From the mean value theorem, a real function whose **derivative** is strictly positive at every point of an interval is **strictly increasing**. In particular, a **continuously differentiable** function \(f\) defined in a non-degenerate interval \(I\) with a strictly positive derivative at a point \(a\) of the interval is strictly increasing near that point. For the proof, we just have to notice that as \(f^\prime\) is continuous and \(f^\prime(a) > 0\), \(f^\prime\) is strictly positive within an interval \(J \subset I\) containing \(a\). By the mean value theorem, \(f\) is strictly increasing on \(J\).

We now suppose that \(f\) is differentiable on an interval \(I\) containing \(0\) with \(f^\prime(0)>0\).

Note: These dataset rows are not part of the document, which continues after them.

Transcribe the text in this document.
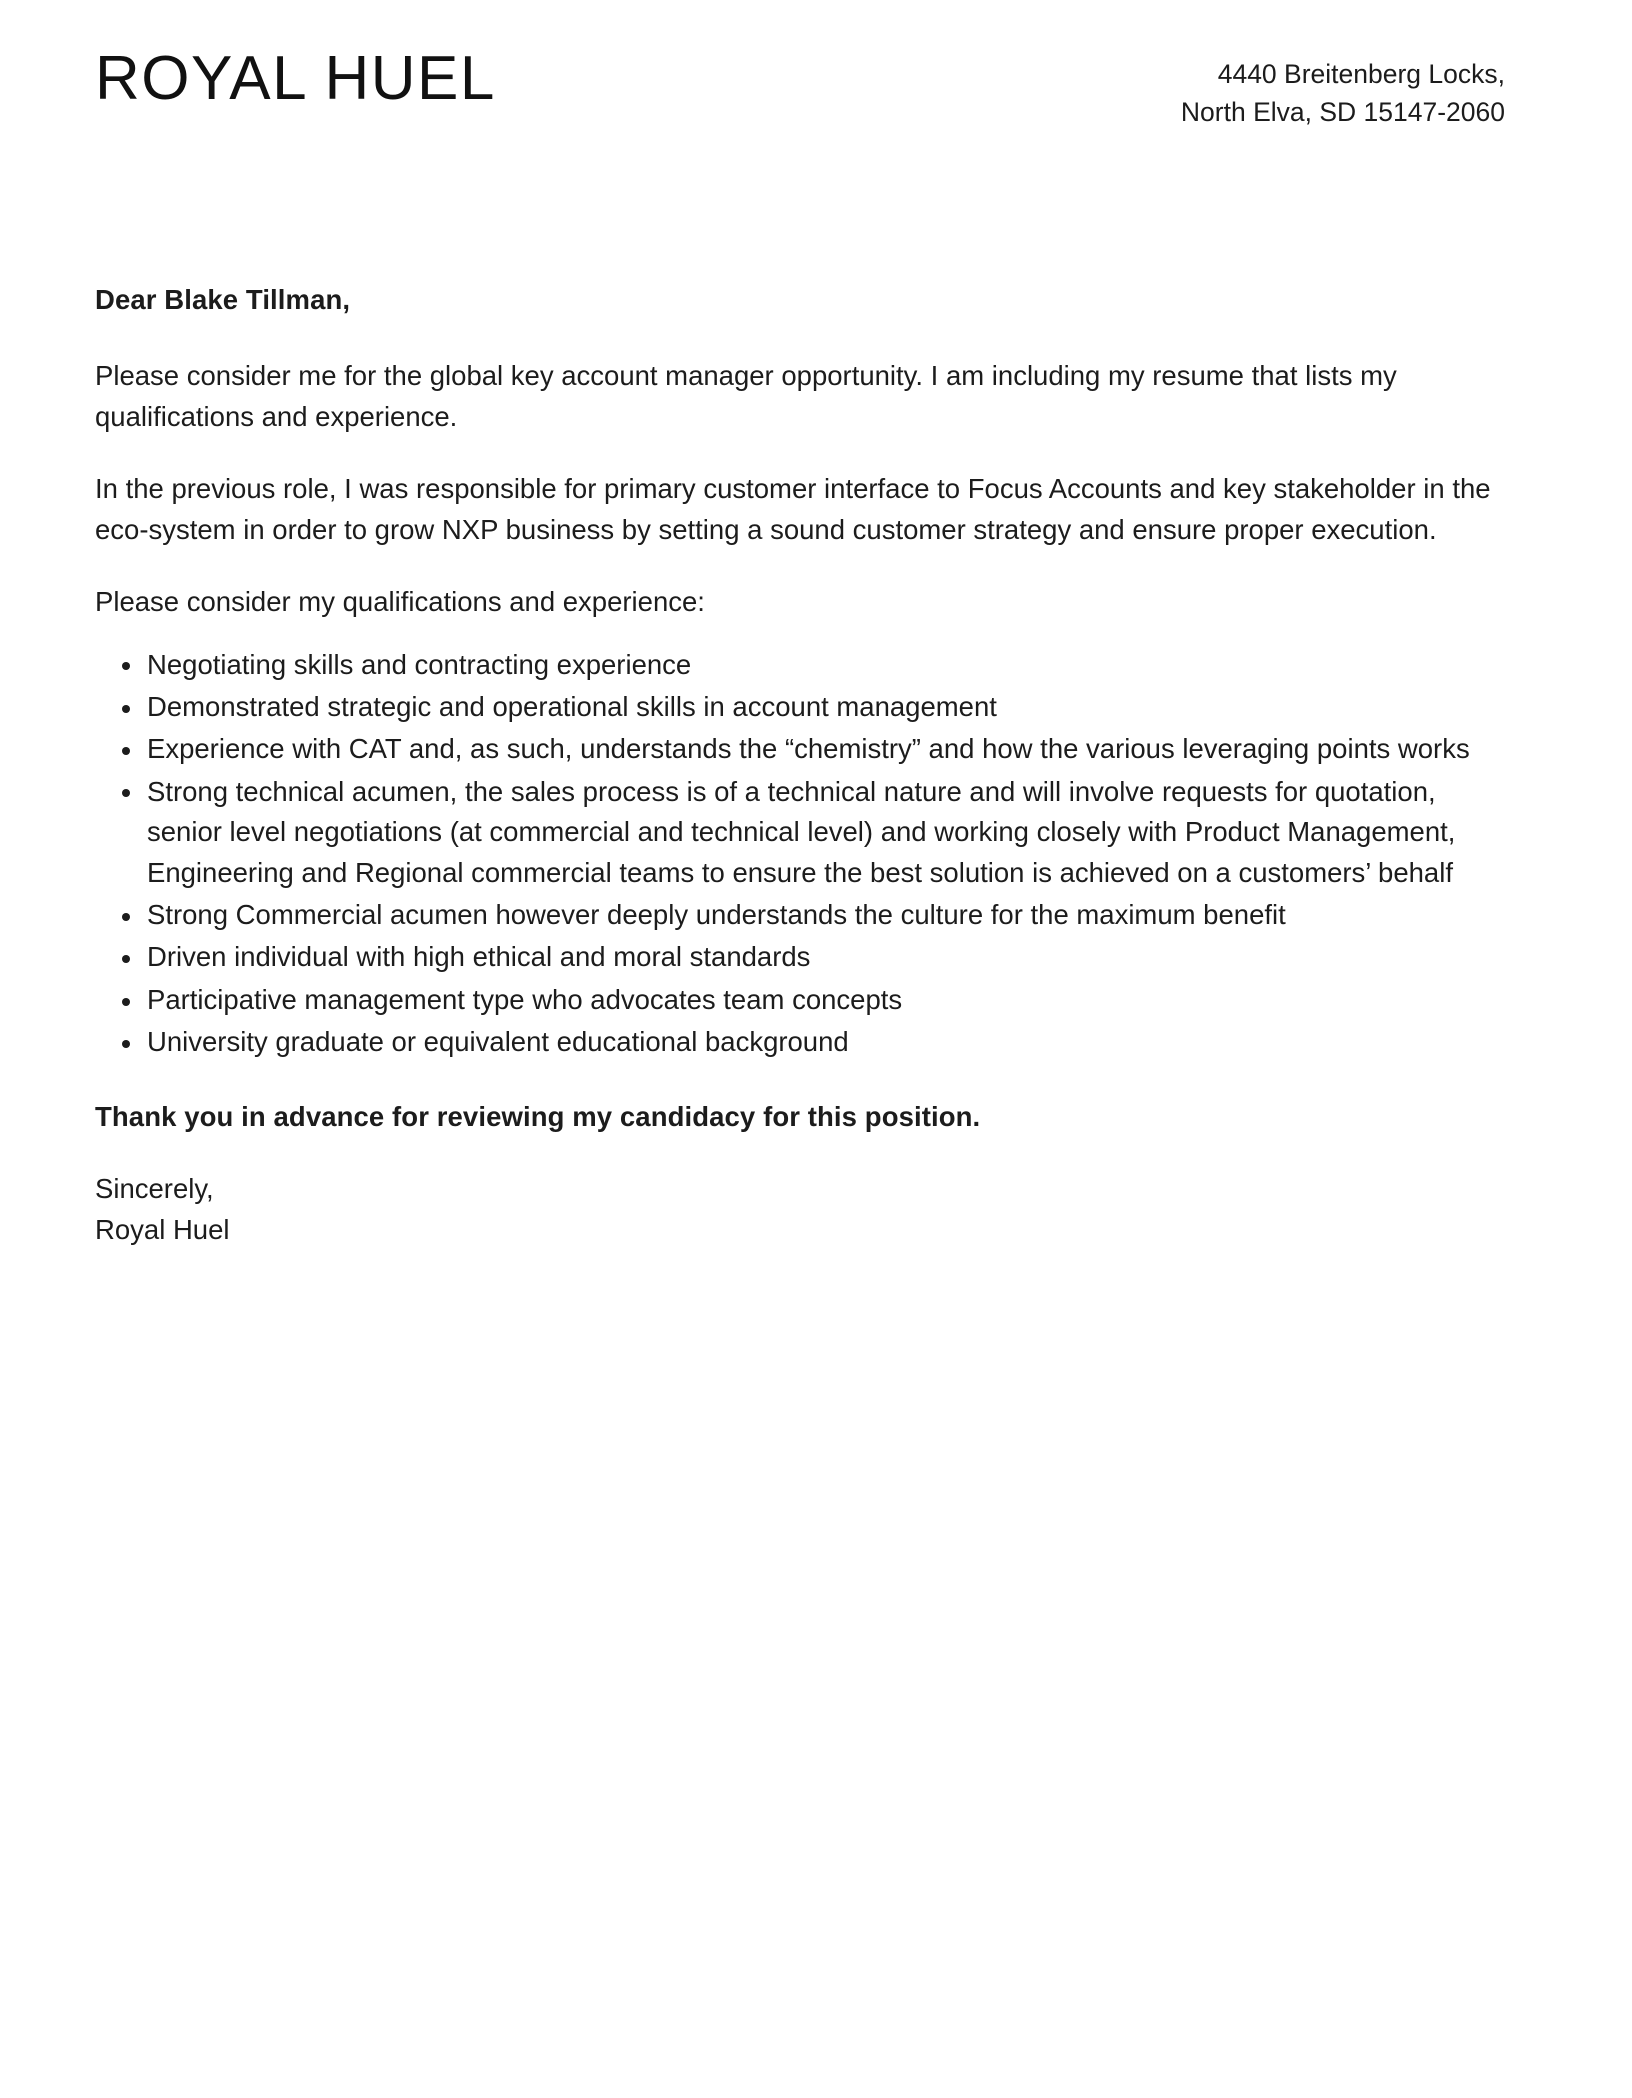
ROYAL HUEL	4440 Breitenberg Locks,
North Elva, SD 15147-2060

Dear Blake Tillman,

Please consider me for the global key account manager opportunity. I am including my resume that lists my qualifications and experience.

In the previous role, I was responsible for primary customer interface to Focus Accounts and key stakeholder in the eco-system in order to grow NXP business by setting a sound customer strategy and ensure proper execution.

Please consider my qualifications and experience:

Negotiating skills and contracting experience
Demonstrated strategic and operational skills in account management
Experience with CAT and, as such, understands the “chemistry” and how the various leveraging points works
Strong technical acumen, the sales process is of a technical nature and will involve requests for quotation, senior level negotiations (at commercial and technical level) and working closely with Product Management, Engineering and Regional commercial teams to ensure the best solution is achieved on a customers’ behalf
Strong Commercial acumen however deeply understands the culture for the maximum benefit
Driven individual with high ethical and moral standards
Participative management type who advocates team concepts
University graduate or equivalent educational background

Thank you in advance for reviewing my candidacy for this position.

Sincerely,
Royal Huel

For \(x>0\) sufficiently close to zero we have \(\displaystyle \frac{f(x)-f(0)}{x-0} > \frac{f^\prime(0)}{2}>0\), hence \(f(x)>f(0)\). But that doesn’t imply that \(f\) is strictly increasing in a neighborhood of zero. Let’s prove it with a **counterexample**.

Consider the function:

\[\begin{array}{l|rcl}

f : & \mathbb{R} & \longrightarrow & \mathbb{R} \\

& 0 & \longmapsto & 0 \\

& x & \longmapsto & x + 4x^2 \sin(\frac{1}{x}) \text{ for } x \neq 0 \end{array}\] \(f\) is continuous and differentiable at all non-zero points. \(f\) is continuous at \(0\) as for \(x \in \mathbb{R}\) we have \(\vert f(x) – f(0) \vert = \vert f(x) \vert \le \vert x \vert + 4 \vert x \vert^2\). The function \(g: x \mapsto x^2 \sin(\frac{1}{x})\) is differentiable at \(0\) as for \(x \neq 0\) we have the inequality:

\[\left\vert \frac{g(x)-g(0)}{x-0} \right\vert=\left\vert \frac{g(x)}{x}\right\vert \le \vert x \vert\] proving that \(g\) is differentiable at \(0\) with a derivative equal to zero at that point. As \(f(x)=4g(x)+x\), \(f\) is differentiable at \(0\) with \(f^\prime(0)=1\). For all \(x \neq 0\) we have:

\[f^\prime(x)=1-4 \cos(\frac{1}{x})+8x \sin(\frac{1}{x})\] Therefore for \(\vert x \vert \le 1/8\) we get:

\[-1 \le f^\prime(x)-\left (1-4 \cos(\frac{1}{x}) \right ) \le 1\] and

\[-4 \cos(\frac{1}{x}) \le f^\prime(x)\le 2-4 \cos(\frac{1}{x})\] Consequently for \(n \ge 1\) integer:

- when \(\displaystyle \frac{1}{x} \in (2n\pi + \frac{2\pi}{3},2n\pi + \frac{4\pi}{3})\) we have \(\displaystyle \cos(\frac{1}{x}) \le -\frac{1}{2}\) hence for \(\displaystyle x \in (\frac{1}{2n\pi + \frac{4\pi}{3}},\frac{1}{2n\pi + \frac{2\pi}{3}})\): \(f^\prime(x) \ge -4 \cos(\frac{1}{x}) \ge 2\). Which implies that \(f\) is strictly increasing on each interval \((\frac{1}{2n\pi + \frac{4\pi}{3}},\frac{1}{2n\pi + \frac{2\pi}{3}})\).
- Similarly for \(\displaystyle \frac{1}{x} \in ((2n+1)\pi + \frac{5\pi}{6},(2n+1)\pi + \frac{7\pi}{6})\) we have \(\displaystyle \cos(\frac{1}{x}) \ge \frac{\sqrt{3}}{2}\) hence for \(\displaystyle x \in (\frac{1}{(2n+1)\pi + \frac{7\pi}{6}},\frac{1}{(2n+1)\pi + \frac{5\pi}{6}})\): \(f^\prime(x) \le 2-4 \cos(\frac{1}{x}) \le 2(1-\sqrt{3}) <0\). Which implies that \(f\) is strictly decreasing on each interval \((\frac{1}{(2n+1)\pi + \frac{7\pi}{6}},\frac{1}{(2n+1)\pi + \frac{5\pi}{6}})\).

Finally \(f\) is not strictly increasing in any neighborhood of \(0\) although \(f^\prime (0) >0\).